When just these basic functions are needed, not much distinguishes one finance application from another. They all post transactions to a cost center and sub ledger account, they all capture sales and costs and calculate required P&L and balance sheet data, and they all provide reports. They might distinguish themselves in terms of ease of use or report writing, or banking account integration, or cash management, or some other aspect.
Many finance applications are simply bookkeeping systems; if you want real analysis you’ll need to extract data to Excel, Business Objects, or another analysis and reporting tool. My own experience with both Oracle and SAP bears this out: even these leading finance packages are mostly concerned with accounting and financial, not management reporting.
Oracle and SAP both have what they call “business intelligence” capabilities, but they are contained in separate modules that must be purchased and integrated with the core software. So companies can easily spend millions implementing SAP or Oracle, and still find themselves extracting data into Excel spreadsheets for basic business analysis.
My experience is that most finance applications lack budgeting and financial modeling capabilities. It is one thing to know that your prior month results were over budget because of rising fuel prices, and quite another to project the future profit impact of different oil price scenarios. At what point would it make sense to switch to alternative fuels, to pass on some of these increased costs, or to buy oil futures as a hedge? A typical finance application won’t help you to answer these questions because they mostly record and categorize costs based on what already happened, not what might happen in the future.
Yes, there are “what if” modeling applications available on the market, but as a stand-alone application they aren’t very useful, since you have to enter all of your data, as if you’re using an Excel spreadsheet. The modeling application needs integration with your ERP to be most effective. Your ERP is the source of all kinds of data needed for financial modeling: production costs, formulas, material costs, transportation costs, revenue by product, as well as cost standards and budget information.

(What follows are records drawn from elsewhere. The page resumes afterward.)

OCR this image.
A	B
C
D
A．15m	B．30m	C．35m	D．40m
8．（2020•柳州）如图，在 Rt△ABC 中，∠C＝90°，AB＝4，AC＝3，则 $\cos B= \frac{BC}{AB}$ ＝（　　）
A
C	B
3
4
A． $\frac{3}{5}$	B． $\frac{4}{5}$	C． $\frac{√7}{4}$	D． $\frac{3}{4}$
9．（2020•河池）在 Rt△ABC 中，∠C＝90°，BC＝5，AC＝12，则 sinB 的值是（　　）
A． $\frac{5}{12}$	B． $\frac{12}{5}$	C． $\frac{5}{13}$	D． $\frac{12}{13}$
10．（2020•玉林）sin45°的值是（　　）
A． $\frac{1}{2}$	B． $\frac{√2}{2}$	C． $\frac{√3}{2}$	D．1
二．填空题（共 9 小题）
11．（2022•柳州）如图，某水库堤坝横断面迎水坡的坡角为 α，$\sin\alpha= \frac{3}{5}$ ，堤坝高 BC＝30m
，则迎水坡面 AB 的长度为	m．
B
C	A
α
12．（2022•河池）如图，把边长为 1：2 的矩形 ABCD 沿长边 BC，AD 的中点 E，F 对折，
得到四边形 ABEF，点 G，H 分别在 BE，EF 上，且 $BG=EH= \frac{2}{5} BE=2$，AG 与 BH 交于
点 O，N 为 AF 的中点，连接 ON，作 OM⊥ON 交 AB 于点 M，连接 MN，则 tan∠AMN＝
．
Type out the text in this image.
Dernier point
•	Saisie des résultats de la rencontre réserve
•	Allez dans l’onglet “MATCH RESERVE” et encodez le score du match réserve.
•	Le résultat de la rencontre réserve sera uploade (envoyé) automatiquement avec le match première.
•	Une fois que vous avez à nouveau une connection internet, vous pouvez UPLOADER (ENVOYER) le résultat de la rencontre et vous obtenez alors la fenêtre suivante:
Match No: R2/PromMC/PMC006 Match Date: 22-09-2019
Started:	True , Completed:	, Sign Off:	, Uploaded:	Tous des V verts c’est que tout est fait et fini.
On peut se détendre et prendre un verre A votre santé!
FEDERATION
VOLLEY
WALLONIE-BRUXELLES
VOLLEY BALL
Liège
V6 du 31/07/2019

This data changes frequently based on business conditions, competition, labor costs, and many other factors.
Microstrategy, Oracle Hyperion and Cognos are leading names in the financial modeling and analytics areas, but other, smaller firms are emerging. Netsuite, the ERP-in-the-cloud vendor, offers an add-on financial modeling application. Netsuite’s web site states that the modeling application features these capabilities:
• Dynamic formulas and assumptions
• “Actuals” data incorporated into new forecasts
• Workflow management
• Planning of full financial statements
• Unlimited versions for “what-if” analysis
• Multi-dimensional models for complex sales and product planning
• Multiple currency budgeting
• Graphic drag-and-drop report builder
• Multi-version variance reporting (vs. budget, vs. plan, vs. forecast)
A3 Solutions is another, smaller firm offering financial modeling applications, either on-premise or as Software-as-a-Service. A3 uses the Excel spreadsheet as the user interface, claiming it is the friendliest environment for creating what-if scenarios, and provides tools to link multiple sources of corporate data and manage modeling versions dynamically and virtually through its Spreadsheet Automation Server. A3 claims McDonalds, Honda, Toyota, T. Rowe Price, and American Airlines as clients. Simplicity, speed of implementation, and low cost are A3’s main selling points.
Once you have the “system of record” stabilized in a strong finance application, as well as good controls over product, customer, and sales data, you can start to think about these higher-level analytical tools. Define a standard model for delivering analytics, put someone in charge of the data, and tightly control the “official” analyses that are produced.